Robust Reasoning as a Symmetry-Protected Topological Phase
This addresses the fundamental problem of logical reliability in AI systems for applications requiring robust reasoning, proposing a new universality class rather than an incremental improvement.
The paper tackles the problem of logical inconsistencies (hallucinations) in large language models by proposing that robust reasoning corresponds to a Symmetry-Protected Topological phase, where logical operations are isomorphic to non-Abelian anyon braiding. The authors demonstrate a sharp topological phase transition where their Holonomic Network maintains perfect fidelity extrapolating 100× beyond training on a symbolic manipulation task, while Transformers lose logical coherence.

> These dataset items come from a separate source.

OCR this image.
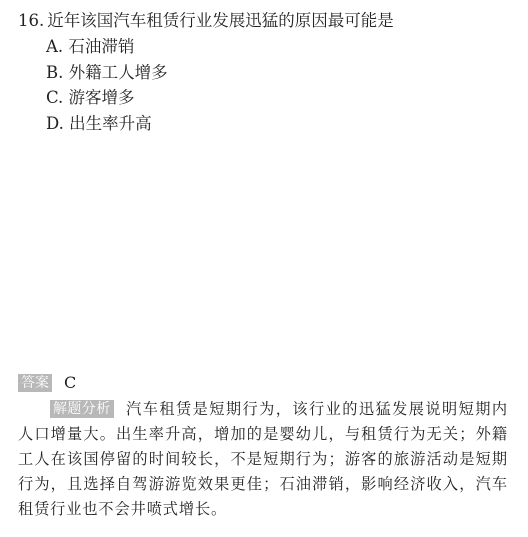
16. 近年该国汽车租赁行业发展迅猛的原因最可能是
A. 石油滞销
B. 外籍工人增多
C. 游客增多
D. 出生率升高
答案 C
解题分析 汽车租赁是短期行为，该行业的迅猛发展说明短期内人口增量大。出生率升高，增加的是婴幼儿，与租赁行为无关；外籍工人在该国停留的时间较长，不是短期行为；游客的旅游活动是短期行为，且选择自驾游游览效果更佳；石油滞销，影响经济收入，汽车租赁行业也不会井喷式增长。
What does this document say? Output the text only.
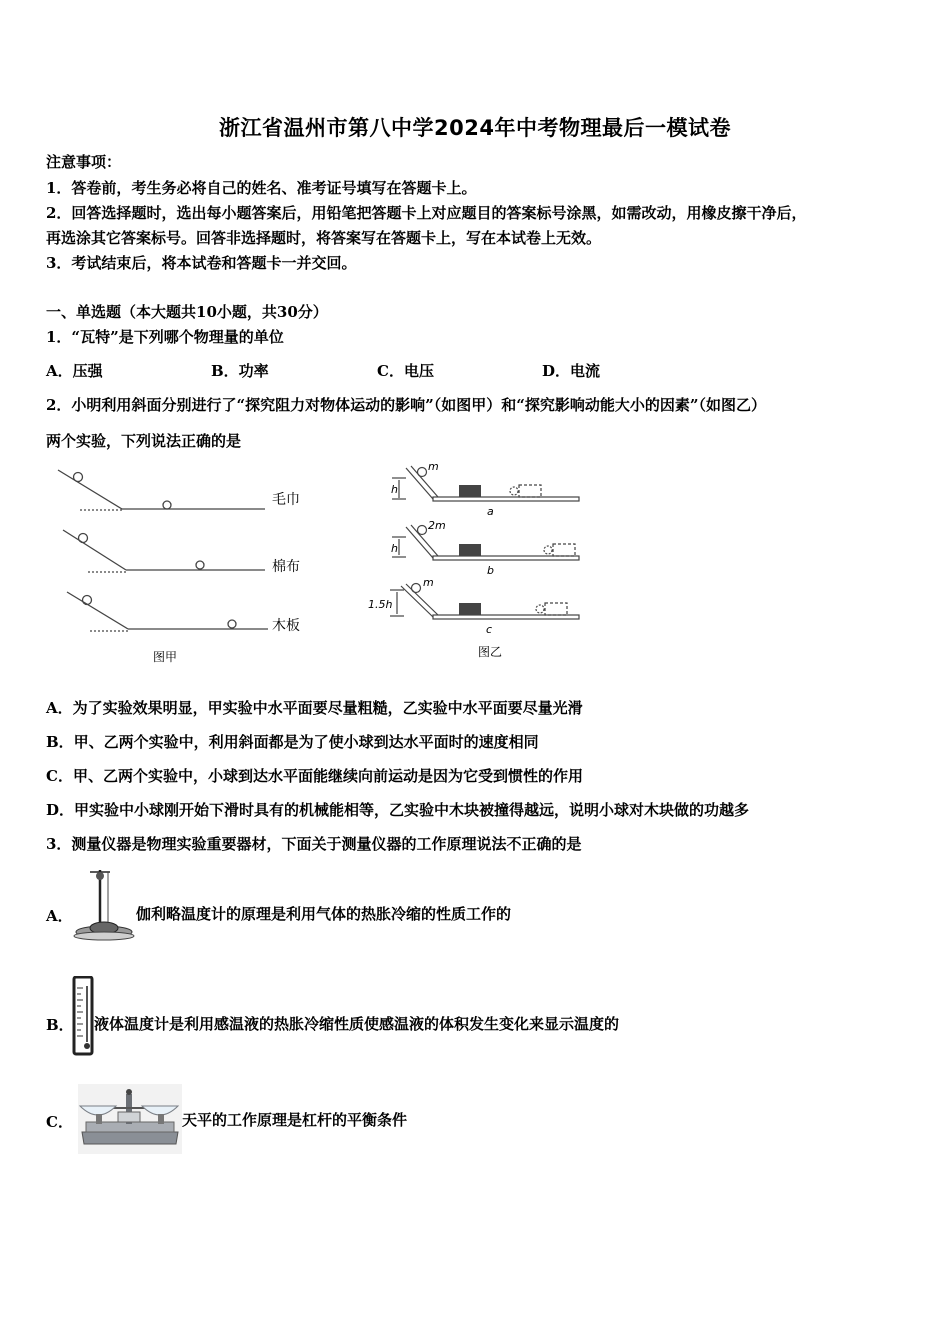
浙江省温州市第八中学2024年中考物理最后一模试卷
注意事项：
1．答卷前，考生务必将自己的姓名、准考证号填写在答题卡上。
2．回答选择题时，选出每小题答案后，用铅笔把答题卡上对应题目的答案标号涂黑，如需改动，用橡皮擦干净后，
再选涂其它答案标号。回答非选择题时，将答案写在答题卡上，写在本试卷上无效。
3．考试结束后，将本试卷和答题卡一并交回。
一、单选题（本大题共10小题，共30分）
1．“瓦特”是下列哪个物理量的单位
A．压强	B．功率	C．电压	D．电流
2．小明利用斜面分别进行了“探究阻力对物体运动的影响”（如图甲）和“探究影响动能大小的因素”（如图乙）
两个实验，下列说法正确的是
毛巾
棉布
木板
图甲
m
2m
m
h
h
1.5h
a
b
c
图乙
A．为了实验效果明显，甲实验中水平面要尽量粗糙，乙实验中水平面要尽量光滑
B．甲、乙两个实验中，利用斜面都是为了使小球到达水平面时的速度相同
C．甲、乙两个实验中，小球到达水平面能继续向前运动是因为它受到惯性的作用
D．甲实验中小球刚开始下滑时具有的机械能相等，乙实验中木块被撞得越远，说明小球对木块做的功越多
3．测量仪器是物理实验重要器材，下面关于测量仪器的工作原理说法不正确的是
A．	伽利略温度计的原理是利用气体的热胀冷缩的性质工作的
B． 液体温度计是利用感温液的热胀冷缩性质使感温液的体积发生变化来显示温度的
C．	天平的工作原理是杠杆的平衡条件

Large language models suffer from "hallucinations"-logical inconsistencies induced by semantic noise. We propose that current architectures operate in a "Metric Phase," where causal order is vulnerable to spontaneous symmetry breaking. Here, we identify robust inference as an effective Symmetry-Protected Topological phase, where logical operations are formally isomorphic to non-Abelian anyon braiding, replacing fragile geometric interpolation with robust topological invariants. Empirically, we demonstrate a sharp topological phase transition: while Transformers and RNNs exhibit gapless decay, our Holonomic Network reveals a macroscopic "mass gap," maintaining invariant fidelity below a critical noise threshold. Furthermore, in a variable-binding task on $S_{10}$ ($3.6 \times 10^6$ states) representing symbolic manipulation, we demonstrate holonomic generalization: the topological model maintains perfect fidelity extrapolating $100\times$ beyond training ($L=50 \to 5000$), consistent with a theoretically indefinite causal horizon, whereas Transformers lose logical coherence. Ablation studies indicate this protection emerges strictly from non-Abelian gauge symmetry. This provides strong evidence for a new universality class for logical reasoning, linking causal stability to the topology of the semantic manifold.